Granchio blu, la beffa: Tunisia e Grecia esportano mostri a prezzi stracciati

In alcuni mercati e pescherie di Roma e dell'Adriatico pugliese in vendita granchi d'oltremare. Fuori dall'Italia un'economia in concorrenza

Pesca granchio blu in Tunisia
Roma

Granchio blu, l'ultima beffa: dopo il via libera al consumo dei granchi pescati in Italia, in particolare in Romagna, arriva la concorrenza della Tunisia e della Grecia. Granchi blu giganteschi venduto in alcuni mercati rionali di Roma e del versante Adriatico di Puglia e Molise a prezzi decisamente più bassi di quelli nostrani.

Invece che oscillare tra gli 8 e i 15 euro dopo il raddoppio sull'onda del via libera alla pesca, il mostro che arriva via aereo o nave da Grecia e Tunisia batte l'inflazione italiana posizionandosi intorno ai 7 euro. E in alcuni mercati e pescherie, la beffa dei due concorrenti mediterranei sta mettendo in seria difficoltà la vendita dei “nostrani”.

Alalrme rosso per la pesca in Italia

E per il settore della pesca è un doppio allarme: intanto sulle tavole finiscono solo i maschi pari più o meno al 5% della popolazione che divora i molluschi, ora con la concorrenza di Grecia e Tunisia, il margine per chi vende “made in Italy” si riduce ulteriormente per la mancanza di acquirenti.

Per il ministro Lollobrigida un bel problema

Lollobrigida
 

Per il Ministero della Sovranità alimentare di Francesco Lollobrigida, quello del granchio non “made in italy” sta diventando un serio problema. Se da una parte Italia e Tunisia sono ai ferri corti per la vicenda migranti, quel poco di economia locale che ha resistito alla crisi del Maghreb si è organizzata con una “best pratic” che ha attirato l'attenzione persino del Wwf; dall'altra la concorrenza che si basa sul costo del lavoro decisamente più basso dei pescatori tunisini e greci consente loro di esportare un prodotto a prezzi bassissimi. E così il “piano Granchio Blu” rischia di fallire.

 

 

Il Wwf elogia le best pratics ambientali dei tunisini

 

E il Wwf giustamente esalta il lavoro che si sta facendo in Tunisia, dove “Quella del granchio blu è un’economia solida e una filiera completa che include e dà lavoro a pescatori, donne, trasporto e logistica, aziende di trasformazione e commercianti. L’80% dei pescatori usa le nasse (nel 2014 l’intera flotta pescava con le reti). Un’imbarcazione di 12 metri in Tunisia dotata di nasse pesca in media 500 kg di granchio blu a uscita. Il granchio blu rappresenta il 25% delle esportazioni di pesce del paese: nel 2021 in Tunisia l'export di granchio blu ha raggiunto le 7.600 tonnellate per un valore di 24 milioni di dollari, una cifra raddoppiata rispetto al 2020. Il ‘cliente’ principale è il mercato asiatico a cui si sono aggiunti Italia, Spagna, Stati Uniti e i paesi del Golfo Persico”.

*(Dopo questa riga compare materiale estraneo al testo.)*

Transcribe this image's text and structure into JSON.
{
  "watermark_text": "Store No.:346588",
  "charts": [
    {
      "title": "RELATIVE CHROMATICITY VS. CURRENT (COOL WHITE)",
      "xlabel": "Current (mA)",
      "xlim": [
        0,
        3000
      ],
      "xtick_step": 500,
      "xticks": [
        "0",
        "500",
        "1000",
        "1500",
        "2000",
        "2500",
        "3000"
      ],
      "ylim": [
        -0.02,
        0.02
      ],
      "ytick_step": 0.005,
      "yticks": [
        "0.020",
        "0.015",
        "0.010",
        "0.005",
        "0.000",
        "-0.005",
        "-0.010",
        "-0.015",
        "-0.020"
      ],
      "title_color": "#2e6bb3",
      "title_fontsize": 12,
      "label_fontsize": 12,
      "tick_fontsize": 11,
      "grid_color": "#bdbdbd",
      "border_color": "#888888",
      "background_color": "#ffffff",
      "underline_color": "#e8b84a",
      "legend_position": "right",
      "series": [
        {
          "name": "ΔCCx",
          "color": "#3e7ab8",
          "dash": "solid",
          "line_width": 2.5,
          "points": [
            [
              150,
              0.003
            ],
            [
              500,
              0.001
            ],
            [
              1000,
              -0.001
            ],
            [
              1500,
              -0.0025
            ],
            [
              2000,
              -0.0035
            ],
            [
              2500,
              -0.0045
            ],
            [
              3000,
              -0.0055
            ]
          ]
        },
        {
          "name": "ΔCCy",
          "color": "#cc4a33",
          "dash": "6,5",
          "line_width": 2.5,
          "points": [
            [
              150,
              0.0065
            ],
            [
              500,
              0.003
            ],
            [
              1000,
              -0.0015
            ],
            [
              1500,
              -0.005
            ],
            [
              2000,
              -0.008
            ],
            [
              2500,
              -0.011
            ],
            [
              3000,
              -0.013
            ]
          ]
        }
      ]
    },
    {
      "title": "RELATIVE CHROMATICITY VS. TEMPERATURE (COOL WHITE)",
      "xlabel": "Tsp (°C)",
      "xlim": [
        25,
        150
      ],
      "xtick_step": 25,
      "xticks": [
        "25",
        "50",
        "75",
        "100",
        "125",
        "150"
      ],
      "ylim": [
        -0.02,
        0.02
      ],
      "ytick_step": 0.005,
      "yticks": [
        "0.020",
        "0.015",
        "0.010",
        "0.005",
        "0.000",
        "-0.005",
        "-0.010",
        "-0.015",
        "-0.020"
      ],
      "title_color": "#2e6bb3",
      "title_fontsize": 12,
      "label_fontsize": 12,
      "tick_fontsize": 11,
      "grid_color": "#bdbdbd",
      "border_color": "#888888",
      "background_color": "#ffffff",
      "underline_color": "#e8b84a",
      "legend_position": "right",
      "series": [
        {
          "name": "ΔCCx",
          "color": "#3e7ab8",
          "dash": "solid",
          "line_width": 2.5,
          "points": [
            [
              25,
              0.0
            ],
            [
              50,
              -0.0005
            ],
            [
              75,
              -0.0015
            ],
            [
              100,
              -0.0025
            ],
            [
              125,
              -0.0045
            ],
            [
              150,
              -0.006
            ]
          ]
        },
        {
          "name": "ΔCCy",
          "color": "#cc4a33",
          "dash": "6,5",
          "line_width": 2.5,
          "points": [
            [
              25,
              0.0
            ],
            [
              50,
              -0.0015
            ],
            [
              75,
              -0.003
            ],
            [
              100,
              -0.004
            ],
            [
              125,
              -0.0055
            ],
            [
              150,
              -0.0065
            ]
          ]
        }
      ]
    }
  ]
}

L'etichetta di tracciabilità è l'unica soluzione per "difendersi"

Per chi ha cuore l'autarchia o magari pretende garanzie di tracciabilità del pescato, è bene fare attenzione all'etichetta posta sul granchi blu: quelli made in Italy devono recare l'indicazione FAO 37.1 e 37.2 che coincide con l'area del Mediterraneo nazionale dalla Liguria alla Sicilia, passando per per l'Adriatico sino a Trieste. Sennò il granchio blu che verrà servito in tavola oltre a divorare le altre specie avrà pure preso l'aereo o la nave per giungere sul mercato.